Mécanismes régionaux de protection

Mécanismes régionaux et protection efficace des droits de l’Homme

En l’absence d’opportunités pour les détenteurs de droits  de rechercher des recours et d’obtenir des réparations efficaces contre les violations de leurs droits,  les garanties des droits de l'Homme restent illusoires et largement inexploité.

Ces opportunités doivent être prévues dans la législation et la pratique nationales. Toutefois, lorsque les États sont incapables ou refusent de fournir des recours ou, dans le cas où ces recours sont inefficaces, celles aux niveaux universel et régional contre les violations devraient être disponibles et plus efficaces 

Au niveau régional, les dernières décennies ont vu le développement d'un nombre important de normes et mécanismes des droits de l’Homes, y compris au sein du Conseil de l'Europe, l’Organisation des États américains, l'Organisation de l'unité africaine, la Ligue des États arabes (LEA), et l’Association des nations de l'Asie du Sud-Est (ASEAN).

Cependant, dans la plupart de ces systèmes, normes et mécanismes, des écarts importants subsistent. Des mesures importantes et efficaces doivent être mis en place pour les réformer, y compris en supprimant les obstacles qui entravent l'accès des particuliers à la justice.

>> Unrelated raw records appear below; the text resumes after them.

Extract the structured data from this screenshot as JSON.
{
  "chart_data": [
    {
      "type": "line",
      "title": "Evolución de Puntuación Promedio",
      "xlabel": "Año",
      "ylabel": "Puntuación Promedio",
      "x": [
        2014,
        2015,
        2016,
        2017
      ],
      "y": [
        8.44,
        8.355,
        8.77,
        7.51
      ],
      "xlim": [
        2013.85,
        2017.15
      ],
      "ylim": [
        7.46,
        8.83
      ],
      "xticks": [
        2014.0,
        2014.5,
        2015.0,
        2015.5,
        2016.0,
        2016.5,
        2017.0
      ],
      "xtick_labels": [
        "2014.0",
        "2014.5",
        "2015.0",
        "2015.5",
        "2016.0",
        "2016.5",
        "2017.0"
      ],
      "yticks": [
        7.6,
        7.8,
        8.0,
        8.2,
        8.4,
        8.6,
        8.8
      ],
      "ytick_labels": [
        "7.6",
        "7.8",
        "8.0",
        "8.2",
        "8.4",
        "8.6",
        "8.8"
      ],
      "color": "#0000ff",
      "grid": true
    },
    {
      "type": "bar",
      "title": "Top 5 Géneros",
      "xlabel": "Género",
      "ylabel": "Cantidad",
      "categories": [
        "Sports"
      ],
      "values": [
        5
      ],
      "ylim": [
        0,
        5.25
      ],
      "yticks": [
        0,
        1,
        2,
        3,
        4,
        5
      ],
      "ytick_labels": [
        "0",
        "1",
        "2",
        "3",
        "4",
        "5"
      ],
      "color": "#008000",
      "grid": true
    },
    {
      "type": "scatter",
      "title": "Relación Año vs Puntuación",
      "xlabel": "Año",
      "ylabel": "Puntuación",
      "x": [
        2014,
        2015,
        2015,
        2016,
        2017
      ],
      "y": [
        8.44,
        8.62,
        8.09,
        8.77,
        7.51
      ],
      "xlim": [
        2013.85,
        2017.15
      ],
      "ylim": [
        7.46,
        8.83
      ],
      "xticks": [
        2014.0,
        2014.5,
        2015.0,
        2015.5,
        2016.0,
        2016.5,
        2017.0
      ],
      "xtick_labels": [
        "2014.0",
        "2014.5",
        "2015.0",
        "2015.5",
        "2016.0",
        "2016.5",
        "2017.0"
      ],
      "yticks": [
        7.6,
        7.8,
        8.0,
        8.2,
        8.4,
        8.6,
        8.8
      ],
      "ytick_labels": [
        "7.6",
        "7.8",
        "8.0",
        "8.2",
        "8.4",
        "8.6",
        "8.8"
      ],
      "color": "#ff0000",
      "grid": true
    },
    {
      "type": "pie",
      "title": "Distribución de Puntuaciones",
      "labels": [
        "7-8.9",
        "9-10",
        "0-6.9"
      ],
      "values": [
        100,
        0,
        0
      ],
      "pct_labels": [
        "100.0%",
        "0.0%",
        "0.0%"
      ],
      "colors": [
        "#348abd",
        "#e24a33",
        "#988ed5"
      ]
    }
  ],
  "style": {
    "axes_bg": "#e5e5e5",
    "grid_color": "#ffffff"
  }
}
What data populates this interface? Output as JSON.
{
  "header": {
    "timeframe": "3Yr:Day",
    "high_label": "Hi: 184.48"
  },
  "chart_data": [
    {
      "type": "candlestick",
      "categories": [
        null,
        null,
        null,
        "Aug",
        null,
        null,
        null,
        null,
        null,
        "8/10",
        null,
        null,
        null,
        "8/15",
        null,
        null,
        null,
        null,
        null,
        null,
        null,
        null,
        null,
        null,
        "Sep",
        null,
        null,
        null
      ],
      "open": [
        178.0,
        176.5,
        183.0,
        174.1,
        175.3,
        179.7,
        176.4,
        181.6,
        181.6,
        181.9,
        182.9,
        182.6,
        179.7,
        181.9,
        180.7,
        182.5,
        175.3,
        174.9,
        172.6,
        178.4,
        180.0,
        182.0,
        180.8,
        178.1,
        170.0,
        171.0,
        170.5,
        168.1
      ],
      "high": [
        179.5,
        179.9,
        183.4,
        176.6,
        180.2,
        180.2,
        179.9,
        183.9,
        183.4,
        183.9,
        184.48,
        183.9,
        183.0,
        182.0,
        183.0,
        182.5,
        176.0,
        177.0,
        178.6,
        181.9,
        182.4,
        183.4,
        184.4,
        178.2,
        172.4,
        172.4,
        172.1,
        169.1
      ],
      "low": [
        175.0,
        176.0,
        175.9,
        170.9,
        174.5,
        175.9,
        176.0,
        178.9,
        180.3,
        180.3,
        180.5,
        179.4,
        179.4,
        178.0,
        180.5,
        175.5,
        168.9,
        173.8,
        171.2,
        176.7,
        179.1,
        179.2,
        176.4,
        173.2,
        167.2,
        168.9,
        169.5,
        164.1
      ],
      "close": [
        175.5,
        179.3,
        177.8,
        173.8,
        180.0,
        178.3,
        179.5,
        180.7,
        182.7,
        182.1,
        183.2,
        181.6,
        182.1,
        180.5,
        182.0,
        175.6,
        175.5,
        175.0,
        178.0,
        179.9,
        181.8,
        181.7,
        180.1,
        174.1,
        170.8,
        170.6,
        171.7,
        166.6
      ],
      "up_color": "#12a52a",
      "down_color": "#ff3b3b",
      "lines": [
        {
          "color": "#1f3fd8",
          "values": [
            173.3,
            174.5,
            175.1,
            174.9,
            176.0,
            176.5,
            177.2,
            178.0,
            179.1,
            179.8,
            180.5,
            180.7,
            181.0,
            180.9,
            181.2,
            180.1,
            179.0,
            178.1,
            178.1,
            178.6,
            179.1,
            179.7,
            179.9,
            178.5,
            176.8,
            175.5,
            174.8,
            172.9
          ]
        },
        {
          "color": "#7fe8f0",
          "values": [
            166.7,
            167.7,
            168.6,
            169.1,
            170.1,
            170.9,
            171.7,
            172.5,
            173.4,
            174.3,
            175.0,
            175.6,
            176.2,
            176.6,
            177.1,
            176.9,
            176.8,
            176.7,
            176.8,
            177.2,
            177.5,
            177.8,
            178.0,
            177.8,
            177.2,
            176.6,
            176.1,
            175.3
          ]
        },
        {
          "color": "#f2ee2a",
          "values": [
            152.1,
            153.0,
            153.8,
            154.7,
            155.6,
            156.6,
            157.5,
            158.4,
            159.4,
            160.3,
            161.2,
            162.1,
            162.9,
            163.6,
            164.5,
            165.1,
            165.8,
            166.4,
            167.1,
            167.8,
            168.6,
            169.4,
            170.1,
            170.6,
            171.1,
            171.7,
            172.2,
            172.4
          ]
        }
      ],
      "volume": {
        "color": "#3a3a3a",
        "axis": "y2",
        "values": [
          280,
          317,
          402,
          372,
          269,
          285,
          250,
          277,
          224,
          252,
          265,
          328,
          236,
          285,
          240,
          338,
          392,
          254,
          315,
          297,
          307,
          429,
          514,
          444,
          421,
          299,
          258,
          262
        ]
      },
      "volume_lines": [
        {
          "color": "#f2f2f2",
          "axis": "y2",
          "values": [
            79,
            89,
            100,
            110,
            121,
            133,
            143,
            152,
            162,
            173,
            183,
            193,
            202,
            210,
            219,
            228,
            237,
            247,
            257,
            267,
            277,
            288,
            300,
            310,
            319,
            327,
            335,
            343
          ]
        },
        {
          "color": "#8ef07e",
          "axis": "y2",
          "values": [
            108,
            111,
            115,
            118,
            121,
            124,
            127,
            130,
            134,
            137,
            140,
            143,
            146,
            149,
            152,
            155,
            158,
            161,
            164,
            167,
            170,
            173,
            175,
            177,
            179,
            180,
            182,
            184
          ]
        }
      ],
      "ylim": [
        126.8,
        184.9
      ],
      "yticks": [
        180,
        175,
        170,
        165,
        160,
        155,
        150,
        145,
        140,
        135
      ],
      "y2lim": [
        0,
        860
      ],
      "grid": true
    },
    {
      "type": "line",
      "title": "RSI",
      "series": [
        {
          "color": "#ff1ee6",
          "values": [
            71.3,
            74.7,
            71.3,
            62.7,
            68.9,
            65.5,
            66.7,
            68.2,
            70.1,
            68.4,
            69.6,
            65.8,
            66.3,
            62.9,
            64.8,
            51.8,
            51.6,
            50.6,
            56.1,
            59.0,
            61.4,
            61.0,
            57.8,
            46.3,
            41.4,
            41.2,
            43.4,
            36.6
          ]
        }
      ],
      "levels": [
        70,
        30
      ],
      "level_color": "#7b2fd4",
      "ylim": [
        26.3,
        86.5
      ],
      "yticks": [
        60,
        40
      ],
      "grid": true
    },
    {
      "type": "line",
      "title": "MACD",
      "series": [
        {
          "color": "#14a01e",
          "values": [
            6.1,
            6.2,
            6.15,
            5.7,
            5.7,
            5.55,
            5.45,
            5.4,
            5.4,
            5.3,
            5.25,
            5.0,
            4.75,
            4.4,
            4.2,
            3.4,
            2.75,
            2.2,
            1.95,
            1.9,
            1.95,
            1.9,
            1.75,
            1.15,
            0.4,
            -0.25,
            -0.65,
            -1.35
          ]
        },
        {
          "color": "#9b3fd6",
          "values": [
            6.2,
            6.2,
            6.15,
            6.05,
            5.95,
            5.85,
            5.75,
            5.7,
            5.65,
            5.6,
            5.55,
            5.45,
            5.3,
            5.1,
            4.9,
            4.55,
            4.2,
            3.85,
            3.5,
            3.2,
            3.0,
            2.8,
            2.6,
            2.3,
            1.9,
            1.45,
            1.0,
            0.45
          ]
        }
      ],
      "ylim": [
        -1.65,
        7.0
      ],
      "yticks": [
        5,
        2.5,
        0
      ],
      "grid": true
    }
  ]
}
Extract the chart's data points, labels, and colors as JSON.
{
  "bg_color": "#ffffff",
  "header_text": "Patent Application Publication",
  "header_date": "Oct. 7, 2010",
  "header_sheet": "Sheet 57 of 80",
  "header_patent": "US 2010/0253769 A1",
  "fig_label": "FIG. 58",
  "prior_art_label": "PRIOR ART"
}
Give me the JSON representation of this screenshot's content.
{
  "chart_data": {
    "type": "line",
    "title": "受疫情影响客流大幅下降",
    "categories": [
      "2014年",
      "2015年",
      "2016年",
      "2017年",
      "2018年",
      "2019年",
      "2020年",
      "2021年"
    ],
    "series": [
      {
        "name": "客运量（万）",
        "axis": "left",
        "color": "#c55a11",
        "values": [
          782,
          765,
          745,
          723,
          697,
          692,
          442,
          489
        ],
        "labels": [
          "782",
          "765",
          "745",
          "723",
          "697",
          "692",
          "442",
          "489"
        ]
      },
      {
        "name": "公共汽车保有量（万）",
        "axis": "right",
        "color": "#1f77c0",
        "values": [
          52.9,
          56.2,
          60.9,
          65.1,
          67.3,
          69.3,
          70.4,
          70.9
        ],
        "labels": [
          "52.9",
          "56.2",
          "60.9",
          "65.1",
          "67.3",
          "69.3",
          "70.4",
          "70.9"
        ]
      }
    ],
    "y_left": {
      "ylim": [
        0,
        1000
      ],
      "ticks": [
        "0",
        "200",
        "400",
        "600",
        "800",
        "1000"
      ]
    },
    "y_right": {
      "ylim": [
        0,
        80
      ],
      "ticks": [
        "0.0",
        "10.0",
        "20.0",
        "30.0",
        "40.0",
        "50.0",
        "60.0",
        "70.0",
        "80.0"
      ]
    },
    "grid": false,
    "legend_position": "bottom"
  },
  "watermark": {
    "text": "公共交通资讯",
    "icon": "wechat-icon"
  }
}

Dans la région Moyen-Orient et Afrique du Nord, la Ligue des États arabes a adopté en Septembre 2014, le Statut de la Cour des droits de l'Homme arabe. Mais, en limitant l'accès à la Cour aux Etats plutôt qu’à ceux dont les droits ont été violés, le Statut adopté va à l'encontre du but même de la création d'un tribunal des droits de l'Homme. En outre, la compétence de la Cour proposée est limitée aux cas et litiges découlant de l'interprétation ou de l'application de la Charte arabe des droits de l'Homme. À certains égards, cependant, la Charte arabe est en deçà des normes internationales des droits de l'Homme, y compris le droit à la vie et la prohibition de la peine de mort, l'interdiction des châtiments cruels, inhumains ou dégradants, l'égalité entre les hommes et les femmes, et le droit de la liberté de pensée, de conscience et de religion.

Dans la région de l’Asie-Pacifique, aucun mécanisme judiciaire régional n’est disponible pour donner effet aux obligations des droits de l’Homme. En outre, une Déclaration des droits de l'Homme, fondamentalement défectueuse, a été adoptée par l'ASEAN en 2012. La Déclaration soumet la jouissance des droits fondamentaux à un «équilibre» avec les obligations imposées par le gouvernement sur les individus. Il conteste également le principe d'universalité des droits de l'Homme en les soumettant aux contextes régionaux et nationaux.

En Afrique, la compétence de la Cour africaine des droits de l’Homme et des Peuples  s’étend à tous les cas et les différends concernant l'interprétation et l'application de la Charte africaine des droits de l'homme et des peuples. Cependant, les individus et les organisations non gouvernementales (ONG) ne peuvent porter des plaintes devant la Cour que lorsque l’État concerné a fait une déclaration qui est obligatoire conformément à l'article 34 du Protocole instituant la Cour pour permettre à ces plaintes d’être entendues. Seuls 7 États membres ont déposé à ce jour des déclarations conformes à l’article 34.

En 2012, le Sommet de  la Communauté de Développement de l'Afrique Australe (SADEC) a  retiré  du tribunal de la SADC la compétence d’entendre les plaintes individuelles, ce qui limite sa compétence aux seuls litiges entre les États membres. Plus tard, durant la même année, le sommet de la SADC  a dissous le Tribunal.

Certains États parties à la Convention européenne sur les droits de l'Homme ont récemment lancé des initiatives visant à restreindre et à affaiblir la compétence de la Cour européenne des droits de l'Homme. Des initiatives similaires ont également été lancées par certains États de l'Organisation des États américains (OEA), y compris des tentatives de miner l'autonomie et l'indépendance de la Commission interaméricaine et la Cour des droits de l'Homme.

Dans la table ronde, des experts des systèmes régionaux des droits de l'Homme et les mécanismes mentionnés ci-dessus débâteront les sujets suivants :

1. L'indépendance et l'impartialité des mécanismes régionaux des droits de l'Homme

2. Les instruments régionaux et l'universalité des droits de l'Homme

3. La compétence des tribunaux régionaux des droits de l'Homme

4. Recevabilité des cas et l'accès aux tribunaux régionaux des droits de l'Homme

5. Surmonter les obstacles et assurer l'efficacité des systèmes régionaux de défense des droits de l’Homme.